Man, Economy, and State with Power and Market

1. Introduction: Praxeological Criticism of Ethics

1. Introduction: Praxeological Criticism of Ethics

PRAXEOLOGY—ECONOMICS—PROVIDES NO ULTIMATE ethical judgments: it simply furnishes the indispensable data necessary to make such judgments. It is a formal but universally valid science based on the existence of human action and on logical deductions from that existence. And yet praxeology may be extended beyond its current sphere, to criticize ethical goals. This does not mean that we abandon the value neutrality of praxeological science. It means merely that even ethical goals must be framed meaningfully and, therefore, that praxeology can criticize (1) existential errors made in the formulation of ethical propositions and (2) the possible existential meaninglessness and inner inconsistency of the goals themselves. If an ethical goal can be shown to be self-contradictory and conceptually impossible of fulfillment, then the goal is clearly an absurd one and should be abandoned by all. It should be noted that we are not disparaging ethical goals that may be practically unrealizable in a given historical situation; we do not reject the goal of abstention from robbery simply because it is not likely to be completely fulfilled in the near future. What we do propose to discard are those ethical goals that are conceptually impossible of fulfillment because of the inherent nature of man and of the universe.

We therefore propose to place a restriction on the unlimited validity of anyone’s ultimate ethical valuations. In doing so, we still are not pushing beyond the bounds of praxeology to function as ethicists, for we are not here attempting to establish a positive ethical system of our own or even to prove that such a system is attainable. We believe only that praxeology should have the right of veto, to discard any ethical propositions that fail to meet the test of conceptual possibility or internal consistency.

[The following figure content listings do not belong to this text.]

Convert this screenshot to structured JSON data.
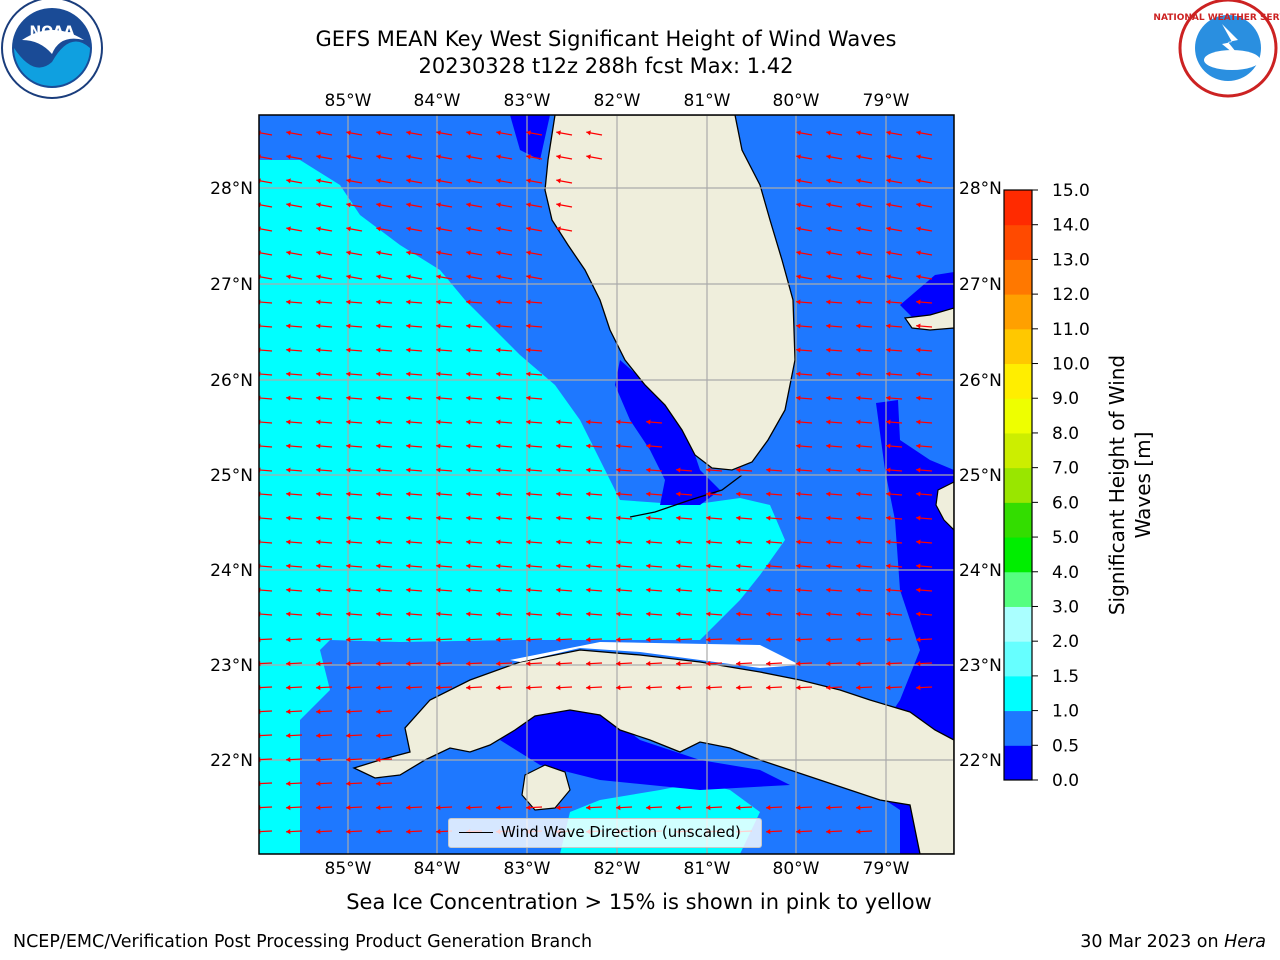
{
  "title_line1": "GEFS MEAN Key West Significant Height of Wind Waves",
  "title_line2": "20230328 t12z 288h fcst   Max: 1.42",
  "map": {
    "lon_labels": [
      "85°W",
      "84°W",
      "83°W",
      "82°W",
      "81°W",
      "80°W",
      "79°W"
    ],
    "lat_labels": [
      "22°N",
      "23°N",
      "24°N",
      "25°N",
      "26°N",
      "27°N",
      "28°N"
    ],
    "legend_label": "Wind Wave Direction (unscaled)",
    "vector_color": "#ff0000"
  },
  "colorbar": {
    "title_line1": "Significant Height of Wind",
    "title_line2": "Waves [m]",
    "ticks": [
      "0.0",
      "0.5",
      "1.0",
      "1.5",
      "2.0",
      "3.0",
      "4.0",
      "5.0",
      "6.0",
      "7.0",
      "8.0",
      "9.0",
      "10.0",
      "11.0",
      "12.0",
      "13.0",
      "14.0",
      "15.0"
    ],
    "colors": [
      "#0000ff",
      "#1e78ff",
      "#00ffff",
      "#66ffff",
      "#aaffff",
      "#55ff80",
      "#00ee00",
      "#33dd00",
      "#99e600",
      "#ccee00",
      "#eeff00",
      "#ffee00",
      "#ffc800",
      "#ffa000",
      "#ff7800",
      "#ff4a00",
      "#ff2a00",
      "#ff0000"
    ]
  },
  "logos": {
    "left": "NOAA",
    "right": "NATIONAL WEATHER SERVICE"
  },
  "ice_note": "Sea Ice Concentration > 15% is shown in pink to yellow",
  "credit_left": "NCEP/EMC/Verification Post Processing Product Generation Branch",
  "credit_right_date": "30 Mar 2023 on ",
  "credit_right_host": "Hera"
}
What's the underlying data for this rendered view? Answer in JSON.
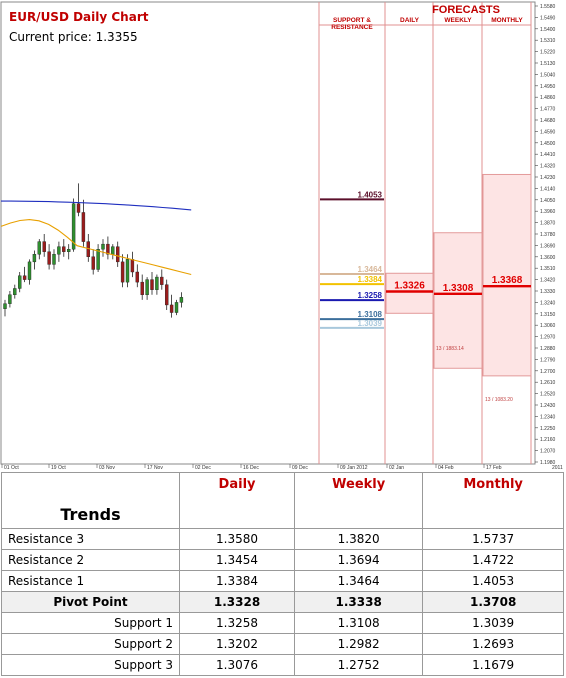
{
  "header": {
    "title": "EUR/USD  Daily Chart",
    "current_price": "Current price: 1.3355"
  },
  "forecast_panel": {
    "title": "FORECASTS",
    "col_support": "SUPPORT & RESISTANCE",
    "col_daily": "DAILY",
    "col_weekly": "WEEKLY",
    "col_monthly": "MONTHLY",
    "daily_forecast": "1.3326",
    "weekly_forecast": "1.3308",
    "monthly_forecast": "1.3368",
    "weekly_range_label": "13 / 1883.14",
    "monthly_range_label": "13 / 1083.20"
  },
  "chart_data": {
    "type": "candlestick",
    "y_axis_ticks": [
      "1.5580",
      "1.5490",
      "1.5400",
      "1.5310",
      "1.5220",
      "1.5130",
      "1.5040",
      "1.4950",
      "1.4860",
      "1.4770",
      "1.4680",
      "1.4590",
      "1.4500",
      "1.4410",
      "1.4320",
      "1.4230",
      "1.4140",
      "1.4050",
      "1.3960",
      "1.3870",
      "1.3780",
      "1.3690",
      "1.3600",
      "1.3510",
      "1.3420",
      "1.3330",
      "1.3240",
      "1.3150",
      "1.3060",
      "1.2970",
      "1.2880",
      "1.2790",
      "1.2700",
      "1.2610",
      "1.2520",
      "1.2430",
      "1.2340",
      "1.2250",
      "1.2160",
      "1.2070",
      "1.1980"
    ],
    "y_axis_extra": "2011",
    "x_axis_ticks": [
      "01 Oct",
      "19 Oct",
      "03 Nov",
      "17 Nov",
      "02 Dec",
      "16 Dec",
      "09 Dec",
      "09 Jan 2012",
      "02 Jan",
      "04 Feb",
      "17 Feb"
    ],
    "ylim": [
      1.198,
      1.558
    ],
    "candles": [
      {
        "o": 1.319,
        "h": 1.326,
        "l": 1.313,
        "c": 1.323
      },
      {
        "o": 1.323,
        "h": 1.333,
        "l": 1.32,
        "c": 1.33
      },
      {
        "o": 1.33,
        "h": 1.338,
        "l": 1.327,
        "c": 1.335
      },
      {
        "o": 1.335,
        "h": 1.348,
        "l": 1.332,
        "c": 1.345
      },
      {
        "o": 1.345,
        "h": 1.352,
        "l": 1.34,
        "c": 1.342
      },
      {
        "o": 1.342,
        "h": 1.358,
        "l": 1.338,
        "c": 1.356
      },
      {
        "o": 1.356,
        "h": 1.365,
        "l": 1.35,
        "c": 1.362
      },
      {
        "o": 1.362,
        "h": 1.374,
        "l": 1.358,
        "c": 1.372
      },
      {
        "o": 1.372,
        "h": 1.378,
        "l": 1.36,
        "c": 1.364
      },
      {
        "o": 1.364,
        "h": 1.37,
        "l": 1.35,
        "c": 1.354
      },
      {
        "o": 1.354,
        "h": 1.366,
        "l": 1.35,
        "c": 1.362
      },
      {
        "o": 1.362,
        "h": 1.372,
        "l": 1.356,
        "c": 1.368
      },
      {
        "o": 1.368,
        "h": 1.374,
        "l": 1.36,
        "c": 1.364
      },
      {
        "o": 1.364,
        "h": 1.37,
        "l": 1.358,
        "c": 1.366
      },
      {
        "o": 1.366,
        "h": 1.406,
        "l": 1.364,
        "c": 1.402
      },
      {
        "o": 1.402,
        "h": 1.418,
        "l": 1.392,
        "c": 1.395
      },
      {
        "o": 1.395,
        "h": 1.405,
        "l": 1.368,
        "c": 1.372
      },
      {
        "o": 1.372,
        "h": 1.378,
        "l": 1.356,
        "c": 1.36
      },
      {
        "o": 1.36,
        "h": 1.366,
        "l": 1.346,
        "c": 1.35
      },
      {
        "o": 1.35,
        "h": 1.37,
        "l": 1.348,
        "c": 1.366
      },
      {
        "o": 1.366,
        "h": 1.374,
        "l": 1.36,
        "c": 1.37
      },
      {
        "o": 1.37,
        "h": 1.376,
        "l": 1.358,
        "c": 1.362
      },
      {
        "o": 1.362,
        "h": 1.37,
        "l": 1.358,
        "c": 1.368
      },
      {
        "o": 1.368,
        "h": 1.372,
        "l": 1.352,
        "c": 1.356
      },
      {
        "o": 1.356,
        "h": 1.362,
        "l": 1.336,
        "c": 1.34
      },
      {
        "o": 1.34,
        "h": 1.362,
        "l": 1.336,
        "c": 1.358
      },
      {
        "o": 1.358,
        "h": 1.364,
        "l": 1.344,
        "c": 1.348
      },
      {
        "o": 1.348,
        "h": 1.354,
        "l": 1.336,
        "c": 1.34
      },
      {
        "o": 1.34,
        "h": 1.346,
        "l": 1.326,
        "c": 1.33
      },
      {
        "o": 1.33,
        "h": 1.344,
        "l": 1.326,
        "c": 1.342
      },
      {
        "o": 1.342,
        "h": 1.348,
        "l": 1.33,
        "c": 1.334
      },
      {
        "o": 1.334,
        "h": 1.346,
        "l": 1.33,
        "c": 1.344
      },
      {
        "o": 1.344,
        "h": 1.35,
        "l": 1.334,
        "c": 1.338
      },
      {
        "o": 1.338,
        "h": 1.342,
        "l": 1.318,
        "c": 1.322
      },
      {
        "o": 1.322,
        "h": 1.33,
        "l": 1.312,
        "c": 1.316
      },
      {
        "o": 1.316,
        "h": 1.326,
        "l": 1.314,
        "c": 1.324
      },
      {
        "o": 1.324,
        "h": 1.332,
        "l": 1.32,
        "c": 1.328
      }
    ],
    "moving_averages": [
      {
        "color": "#1f2fbf",
        "start": 1.404,
        "end": 1.397
      },
      {
        "color": "#e8a000",
        "start": 1.384,
        "end": 1.346
      }
    ],
    "levels": [
      {
        "label": "1.4053",
        "value": 1.4053,
        "color": "#5b0f2a"
      },
      {
        "label": "1.3464",
        "value": 1.3464,
        "color": "#d8b89a"
      },
      {
        "label": "1.3384",
        "value": 1.3384,
        "color": "#f2c200"
      },
      {
        "label": "1.3258",
        "value": 1.3258,
        "color": "#1a1ab0"
      },
      {
        "label": "1.3108",
        "value": 1.3108,
        "color": "#3c6f9c"
      },
      {
        "label": "1.3039",
        "value": 1.3039,
        "color": "#a8c8dc"
      }
    ],
    "forecast_ranges": [
      {
        "lo": 1.3154,
        "hi": 1.347,
        "mid": 1.3326
      },
      {
        "lo": 1.272,
        "hi": 1.379,
        "mid": 1.3308
      },
      {
        "lo": 1.266,
        "hi": 1.425,
        "mid": 1.3368
      }
    ]
  },
  "trends_table": {
    "title": "Trends",
    "columns": [
      "Daily",
      "Weekly",
      "Monthly"
    ],
    "rows": [
      {
        "label": "Resistance 3",
        "values": [
          "1.3580",
          "1.3820",
          "1.5737"
        ]
      },
      {
        "label": "Resistance 2",
        "values": [
          "1.3454",
          "1.3694",
          "1.4722"
        ]
      },
      {
        "label": "Resistance 1",
        "values": [
          "1.3384",
          "1.3464",
          "1.4053"
        ]
      },
      {
        "label": "Pivot Point",
        "values": [
          "1.3328",
          "1.3338",
          "1.3708"
        ]
      },
      {
        "label": "Support 1",
        "values": [
          "1.3258",
          "1.3108",
          "1.3039"
        ]
      },
      {
        "label": "Support 2",
        "values": [
          "1.3202",
          "1.2982",
          "1.2693"
        ]
      },
      {
        "label": "Support 3",
        "values": [
          "1.3076",
          "1.2752",
          "1.1679"
        ]
      }
    ]
  }
}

Furthermore, we maintain that whenever an ethical goal has been shown to be conceptually impossible and therefore absurd, it is equally absurd to take measures to approach that ideal. It is illegitimate to concede that X is an absurd goal, and then to go on to say that we should take all possible measures to approach it, at any rate. If the end is absurd, so is the approach toward that end; this is a praxeological truth derived from the law that a means can obtain its value only by being imputed from the end.1 A drive toward X only obtains its value from the value of X itself; if the latter is absurd, then so is the former.

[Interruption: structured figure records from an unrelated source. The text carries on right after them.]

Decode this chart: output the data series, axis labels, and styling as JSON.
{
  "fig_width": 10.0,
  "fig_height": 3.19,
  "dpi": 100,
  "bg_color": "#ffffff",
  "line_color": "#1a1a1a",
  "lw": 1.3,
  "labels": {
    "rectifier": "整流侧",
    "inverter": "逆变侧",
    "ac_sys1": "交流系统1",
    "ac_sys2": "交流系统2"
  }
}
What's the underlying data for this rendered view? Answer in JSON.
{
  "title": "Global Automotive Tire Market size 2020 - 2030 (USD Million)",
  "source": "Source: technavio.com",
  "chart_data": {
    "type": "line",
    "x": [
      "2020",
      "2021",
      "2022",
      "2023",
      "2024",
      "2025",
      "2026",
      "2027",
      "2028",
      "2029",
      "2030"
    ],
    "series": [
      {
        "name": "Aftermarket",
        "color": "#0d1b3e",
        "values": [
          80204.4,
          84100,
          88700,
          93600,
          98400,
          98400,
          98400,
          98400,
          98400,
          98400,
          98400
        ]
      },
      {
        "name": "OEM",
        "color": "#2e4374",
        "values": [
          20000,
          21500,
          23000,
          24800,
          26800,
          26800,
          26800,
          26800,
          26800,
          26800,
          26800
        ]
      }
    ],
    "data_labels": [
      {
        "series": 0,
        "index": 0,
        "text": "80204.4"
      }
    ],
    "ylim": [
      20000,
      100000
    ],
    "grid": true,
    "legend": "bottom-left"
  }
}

There are two types of ethical criticisms that can be made of the free-market system. One type is purely existential; that is, it rests on existential premises only. The other type advances conflicting ethical goals and protests that the free market does not attain these goals. (Any mixture of the two will here be placed in the second category.) The first type says: (1) The free market leads to consequence A; (2) I don’t like consequence A (or consequence A is objectively unlikable); (3) therefore, the free market should not be established. To refute this type of criticism, it is necessary only to refute the existential proposition in the first part of the argument, and this is, admittedly, a purely praxeological task.

The following are brief summaries of very common criticisms of the free market that can be refuted praxeologically and that, indeed, have been refuted, implicitly or explicitly, in other writings:

(1) The free market causes business cycles and unemployment. Business cycles are caused by the governmental intervention of bank-credit expansion. Unemployment is caused by unions or government keeping wage rates above the free-market level. Only coercive intervention, not private spending, can bring about inflation.

(2) The free market is likely to bring about monopoly and monopoly pricing. If we define “monopoly” as the “single seller of a product,” we founder on insoluble problems. We cannot identify homogeneous products, except in the concrete day-to-day valuations of consumers. Furthermore, if we consider such monopoly as wicked, we must regard both Crusoe and Friday as vicious monopolists if they exchange fish and lumber on their desert island. But if Crusoe and Friday are not wicked, how can a more complex society, one necessarily less monopolistic in this sense, be at all wicked? At what point in the reduced scope of such monopoly can it be considered evil? And how can the market be held responsible for the number of people inhabiting the society? Moreover, every individual striving to be better than his fellows is thereby trying to be a “monopolist.” Is this bad? Do not both he and the rest of society benefit from his better mousetrap? Finally, there is no conceptually identifiable monopoly or monopolistic price on the free market.

Hence, a monopoly price and a monopoly by any usable definition arise only through the coercive grant of exclusive privilege by the government, and this includes all attempts to “enforce competition.”2

(3) The government must do what the people themselves cannot do. We have shown that no such cases can exist.

There are other criticisms, however, which infuse various degrees of ethical protest into the argument. This chapter will be devoted to a praxeological critique of some of the most popular of these antimarket ethical contentions.

  • 1In short, we are saying that the means must be justified by the end. What else but an end can justify a means? The common conception that the doctrine, “the end justifies the means,” is an immoral device of Communists, is hopelessly confused. When, for example, people object to murder as a means to achieve goals, they are objecting to murder, not because they do not believe that means are justified by ends, but because they have conflicting ends—for example, the end that murder not be committed. They may hold this view as an end-in-itself or because it is a means to other ends, such as upholding each man’s right to life.
  • 2For further discussion, see Man, Economy, and State, chapter 10.